Сейчас вторая часть мероприятия – приём виновников торжества на Высочайшем уровне. В моём кабинете, если сказать попросту. Он, в смысле, кабинет, небольшой, поэтому приглашены только командиры: полковники Тучков и Бердяга, старший лейтенант Толстой, лейтенант Зубков, командир "Забияки" капитан второго ранга Иванов-третий, и неизвестно каким образом – воспитанник Третьего гусарского полка особого назначения младший сержант Нечихаев. Так же присутствуют изобретатели славного и победоносного оружия – граф Кулибин, Товий Егорович Ловиц, с утра ставший бароном, и капитан Засядько, тоже только что получивший повышение в чине.

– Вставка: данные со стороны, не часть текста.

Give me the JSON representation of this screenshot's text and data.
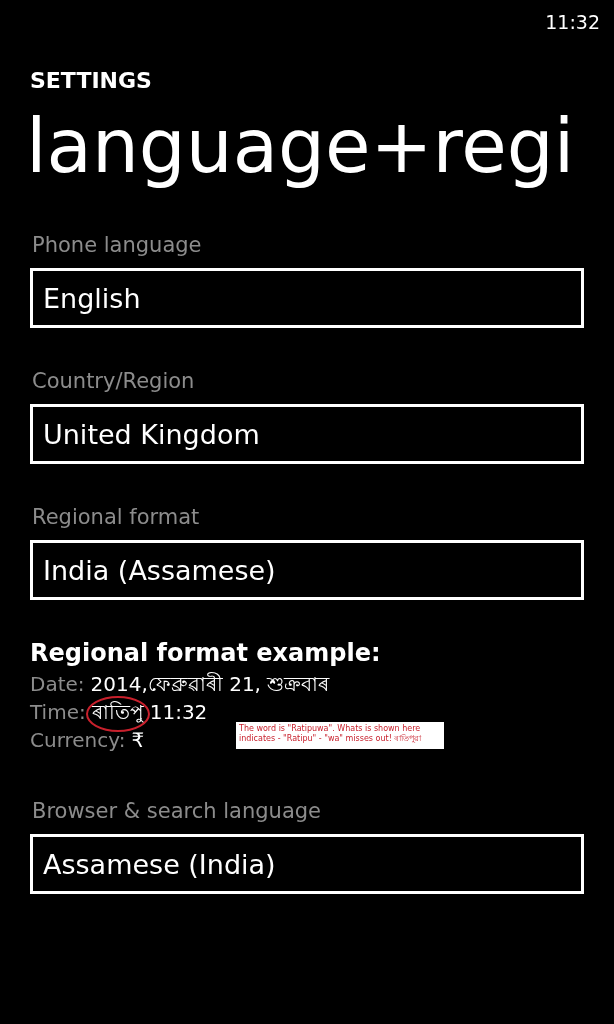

Звон бокалов, неслышные шаги разливающих коньяк дежурных гвардейцев, их каменно-невозмутимые лица. Александр Христофорович старается пропустить через дворцовую службу как можно больше бойцов своей бывшей дивизии. Скорее даже не бывшей, а родной, так будет правильнее. Всё равно гвардия осталась в ведении Бенкендорфа, став основной силой Министерства Государственной Безопасности. Мне не жалко, пусть тренирует людей, если того требуют интересы страны. Разведчиков для работы за границей натаскивает, что ли?
Прислушиваюсь к разговору полковника Бердяги и капитана Засядько, причём последний, зажатый между моим столом и камином, явно оправдывается:
– Помилуйте, Иван Дмитриевич, я понимаю, что при вращении ракеты достигается большая дальность и точность, но пусковая установка не винтовка! Современные технические средства не позволяют передать вращательное движение в должной степени. Вы думаете, будто мы с Иваном Петровичем не пытались? Даже по примеру упоминаемой винтовки, но там вообще смешно получается. Представляете, каково это, сделать нарезы на каждой ракете, точно совпадающие с таковыми в пусковой трубе? Значительное увеличение стоимости во внимание не принимаем, тут дело в другом.
– В чём же, Александр Дмитриевич?
– В отсутствии специалистов.
– Кого, простите?
– Обученных мастеровых, господин полковник. Всех, кто только в состоянии отличить напильник от кувалды, граф Кулибин забрал на завод, а оставшиеся... поначалу на паровой молот с топором бросались. Бесовщина, говорят! И наша извечная нехватка станков...
Опять жалуется. А где я ему промышленность возьму? Рожу высочайшим указом? Пусть сам себе строит. Вот хотя бы у Долгоруковых, которые собирались вкладывать деньги в что-то подобное.
– А если сделать оперение? – предложил Бердяга. – Тысячи лет стрелы летают...
– И это пробовали.
– Ну и?
– Хвостовой стабилизатор отваливается.
– Что, скорость большая?
– Нет, просто эти деревяшки невозможно сделать идеально прямыми, вот и...
– А зачем он вообще нужен? – бесцеремонно вмешался Мишка Нечихаев, благо эмалевый крестик на мундире мальчишки гарантировал отсутствие подзатыльников, привычного воспитательного средства. – Фейерверки у Ивана Петровича без всяких палок в заднице летают.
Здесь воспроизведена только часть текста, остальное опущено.